Samsung Electronics Co., Ltd.


Inventor(s)

Seonguk Seo of Suwon-si (KR)

Jieun Shin of Suwon-si (KR)

Jihye Ha of Suwon-si (KR)

Sunah Kim of Suwon-si (KR)

ELECTRONIC APPARATUS AND CONTROLLING METHOD THEREOF - A simplified explanation of the abstract

This abstract first appeared for US patent application 18137206 titled 'ELECTRONIC APPARATUS AND CONTROLLING METHOD THEREOF

Simplified Explanation

The patent application describes an electronic apparatus with an artificial intelligence model for predicting the minimum winning price in real-time bidding.

  • The apparatus has a memory to store the AI model and instructions, and processors to execute the instructions.
  • It acquires information on multiple auction histories, including different types of auctions.
  • It generates a probability distribution for the minimum winning price based on the entire set of auction histories.
  • It further generates a conditional probability distribution for each individual auction history.
  • The AI model is trained using auction attribute information as an independent variable and the conditional probability distribution as a dependent variable.

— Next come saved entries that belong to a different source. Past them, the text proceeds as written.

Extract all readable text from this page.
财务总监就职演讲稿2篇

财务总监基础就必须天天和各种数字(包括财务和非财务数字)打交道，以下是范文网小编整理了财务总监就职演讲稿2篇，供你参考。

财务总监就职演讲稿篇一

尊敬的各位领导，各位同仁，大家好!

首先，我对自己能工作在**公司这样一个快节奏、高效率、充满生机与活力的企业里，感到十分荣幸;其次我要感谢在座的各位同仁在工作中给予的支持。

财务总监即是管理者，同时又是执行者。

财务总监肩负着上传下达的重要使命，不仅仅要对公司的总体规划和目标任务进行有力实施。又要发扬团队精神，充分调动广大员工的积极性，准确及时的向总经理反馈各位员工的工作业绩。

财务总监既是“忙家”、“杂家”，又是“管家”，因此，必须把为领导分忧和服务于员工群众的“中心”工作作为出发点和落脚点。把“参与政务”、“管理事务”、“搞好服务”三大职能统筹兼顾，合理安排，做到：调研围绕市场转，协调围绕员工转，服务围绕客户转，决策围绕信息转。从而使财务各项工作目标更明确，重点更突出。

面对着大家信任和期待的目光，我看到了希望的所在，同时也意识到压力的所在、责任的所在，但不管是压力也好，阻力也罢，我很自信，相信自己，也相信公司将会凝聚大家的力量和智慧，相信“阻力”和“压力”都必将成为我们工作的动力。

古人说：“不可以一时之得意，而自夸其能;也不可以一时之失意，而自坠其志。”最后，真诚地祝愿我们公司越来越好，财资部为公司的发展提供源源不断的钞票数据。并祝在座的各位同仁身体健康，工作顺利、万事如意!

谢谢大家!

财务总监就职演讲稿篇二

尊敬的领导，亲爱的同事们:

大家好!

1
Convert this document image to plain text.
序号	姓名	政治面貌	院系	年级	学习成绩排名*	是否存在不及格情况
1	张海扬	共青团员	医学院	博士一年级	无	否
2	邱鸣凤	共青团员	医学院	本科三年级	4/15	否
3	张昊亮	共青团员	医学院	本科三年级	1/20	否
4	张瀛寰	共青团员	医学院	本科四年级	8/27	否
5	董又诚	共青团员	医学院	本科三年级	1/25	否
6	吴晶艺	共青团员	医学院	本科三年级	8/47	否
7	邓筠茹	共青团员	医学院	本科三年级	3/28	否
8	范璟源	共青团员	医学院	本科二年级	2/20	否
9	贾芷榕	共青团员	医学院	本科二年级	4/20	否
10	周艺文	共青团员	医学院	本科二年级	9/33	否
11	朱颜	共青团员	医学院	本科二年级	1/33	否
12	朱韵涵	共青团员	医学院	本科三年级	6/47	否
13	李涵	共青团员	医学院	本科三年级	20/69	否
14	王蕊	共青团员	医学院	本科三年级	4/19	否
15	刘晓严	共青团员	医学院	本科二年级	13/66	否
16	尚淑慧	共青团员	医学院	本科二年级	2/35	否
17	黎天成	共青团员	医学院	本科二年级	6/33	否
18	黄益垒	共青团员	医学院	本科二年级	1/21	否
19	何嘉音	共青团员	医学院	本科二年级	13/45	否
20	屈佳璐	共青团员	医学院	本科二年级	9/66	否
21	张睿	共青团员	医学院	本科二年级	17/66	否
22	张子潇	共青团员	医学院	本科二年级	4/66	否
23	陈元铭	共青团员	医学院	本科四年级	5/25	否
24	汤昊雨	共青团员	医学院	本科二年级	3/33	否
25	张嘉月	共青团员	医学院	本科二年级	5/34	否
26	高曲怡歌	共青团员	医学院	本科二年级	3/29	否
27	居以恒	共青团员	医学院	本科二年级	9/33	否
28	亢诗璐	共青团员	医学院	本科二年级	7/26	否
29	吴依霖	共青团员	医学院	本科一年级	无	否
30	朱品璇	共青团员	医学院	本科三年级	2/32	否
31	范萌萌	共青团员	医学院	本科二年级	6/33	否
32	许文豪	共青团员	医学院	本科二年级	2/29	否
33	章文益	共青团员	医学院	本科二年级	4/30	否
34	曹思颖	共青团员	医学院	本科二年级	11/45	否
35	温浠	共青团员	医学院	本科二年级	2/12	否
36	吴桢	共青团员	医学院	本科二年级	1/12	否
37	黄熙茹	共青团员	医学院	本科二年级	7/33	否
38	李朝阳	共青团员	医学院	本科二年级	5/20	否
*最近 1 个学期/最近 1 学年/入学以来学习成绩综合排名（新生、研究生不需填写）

Original Abstract Submitted

The electronic apparatus disclosed includes a memory storing an artificial intelligence model predicting the minimum winning price in a real time bidding and instructions, and processors configured to, acquire information on a plurality of auction histories including at least one auction history of a first auction type and at least one auction history of a second auction type, generate the minimum winning price probability distribution for entire of the plurality auction histories, based on the minimum winning price probability distribution for entire of the plurality auction histories, generate a conditional minimum winning price probability distribution for each of the plurality of auction histories, and train the artificial intelligence model by using auction attribute information for each of the plurality of auction histories as an independent variable, and using the conditional minimum winning price probability distribution for each of the plurality of auction histories as a dependent variable.